Tribalism in politics has become a defining characteristic of the American landscape. It was the latest example of the Republican former president employing a potent driver of America's partisan divide: group identity. Decades of political polarization have fueled the flames of tribalism, leading to an "us vs. them" mentality that permeates every aspect of society.

The Hannah Arendt Center Conference Tribalism and Cosmopolitanism responds to the undeniable fact that tribalism is real, appealing, and dangerous. We ask: If tribalism is so ingrained in human nature, how can we overcome it to create a more inclusive and united society? The conference brings together experts and scholars to delve into the roots of tribalism and explore potential solutions to combat its negative effects.

This week, three North Carolina counties rejected election protests from House incumbent Michael Wray, D-Northhampton, highlighting the deep-seated tribal loyalties that often dictate political decisions. Tribalism is not limited to national politics but can also be seen at the local level, where personal affiliations and group identities play a significant role in shaping electoral outcomes.

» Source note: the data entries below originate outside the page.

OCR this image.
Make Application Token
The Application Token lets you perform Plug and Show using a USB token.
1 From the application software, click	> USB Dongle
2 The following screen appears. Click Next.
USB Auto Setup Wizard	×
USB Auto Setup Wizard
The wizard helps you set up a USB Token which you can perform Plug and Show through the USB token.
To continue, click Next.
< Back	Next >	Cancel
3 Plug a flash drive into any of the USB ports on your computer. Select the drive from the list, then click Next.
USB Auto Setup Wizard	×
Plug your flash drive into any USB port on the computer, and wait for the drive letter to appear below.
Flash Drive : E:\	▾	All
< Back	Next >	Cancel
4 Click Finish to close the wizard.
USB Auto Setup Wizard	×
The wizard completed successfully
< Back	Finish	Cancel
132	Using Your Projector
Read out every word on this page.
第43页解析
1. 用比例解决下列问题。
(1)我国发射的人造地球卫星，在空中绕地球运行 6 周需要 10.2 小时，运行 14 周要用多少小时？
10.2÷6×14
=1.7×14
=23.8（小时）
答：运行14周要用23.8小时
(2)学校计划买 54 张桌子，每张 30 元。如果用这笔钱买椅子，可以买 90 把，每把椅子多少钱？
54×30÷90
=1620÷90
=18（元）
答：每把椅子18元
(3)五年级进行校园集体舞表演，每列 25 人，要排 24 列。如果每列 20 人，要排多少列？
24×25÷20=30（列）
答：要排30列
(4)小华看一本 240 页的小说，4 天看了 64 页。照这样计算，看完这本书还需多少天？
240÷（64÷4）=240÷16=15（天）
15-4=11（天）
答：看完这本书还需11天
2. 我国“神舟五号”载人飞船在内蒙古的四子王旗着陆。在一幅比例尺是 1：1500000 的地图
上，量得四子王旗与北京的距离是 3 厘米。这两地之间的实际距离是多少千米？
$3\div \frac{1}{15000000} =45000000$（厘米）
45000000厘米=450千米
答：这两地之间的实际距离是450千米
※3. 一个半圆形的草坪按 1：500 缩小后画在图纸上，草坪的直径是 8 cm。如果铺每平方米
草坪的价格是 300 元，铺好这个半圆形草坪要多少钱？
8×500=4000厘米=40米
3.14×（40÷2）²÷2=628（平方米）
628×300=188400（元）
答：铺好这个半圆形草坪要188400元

Tribalism is baked in the cake. I mean, I'm no evolutionary biologist — I should have studied harder in school — but tribalism seems natural. Humans have a tendency to form groups based on shared beliefs, values, or interests, and this instinctive behavior often translates into political affiliations that reinforce tribal loyalties.

Indeed, in his farewell address, Founding Father George Washington presciently warned that partisan tribalism could be the nation's undoing. The toxic nature of tribalism has the potential to erode the very foundations of democracy, as individuals become more focused on defending their tribe rather than working towards the common good.

Why has this existential threat to humanity become political? To address this question, one should consider that humans evolved as tribal beings, relying on group cohesion for survival. However, in the modern era, this evolutionary trait has been weaponized for political gain, leading to increased polarization and animosity between opposing factions.

Social scientists say polarization is increasingly based on a visceral dislike for the opposition rather than extremely divergent policy. This shift towards identity-based politics has exacerbated tribalism, creating an "us vs. them" mentality that hinders productive discourse and collaboration.

Molineaux is the former co-publisher of The Fulcrum and president/CEO of the Bridge Alliance Education Fund. His work focuses on promoting bipartisanship and bridging the divide between tribal factions, emphasizing the importance of finding common ground to move past entrenched political rivalries.

For almost all of its thirty-year duration, it seemed quite natural to think of the conflict in Northern Ireland, unfolding just a few dozen miles away from the mainland of the United Kingdom, as a quintessentially tribal conflict. The deep-rooted divisions between Catholics and Protestants underscore the destructive power of tribalism in shaping political outcomes and perpetuating intergenerational conflict.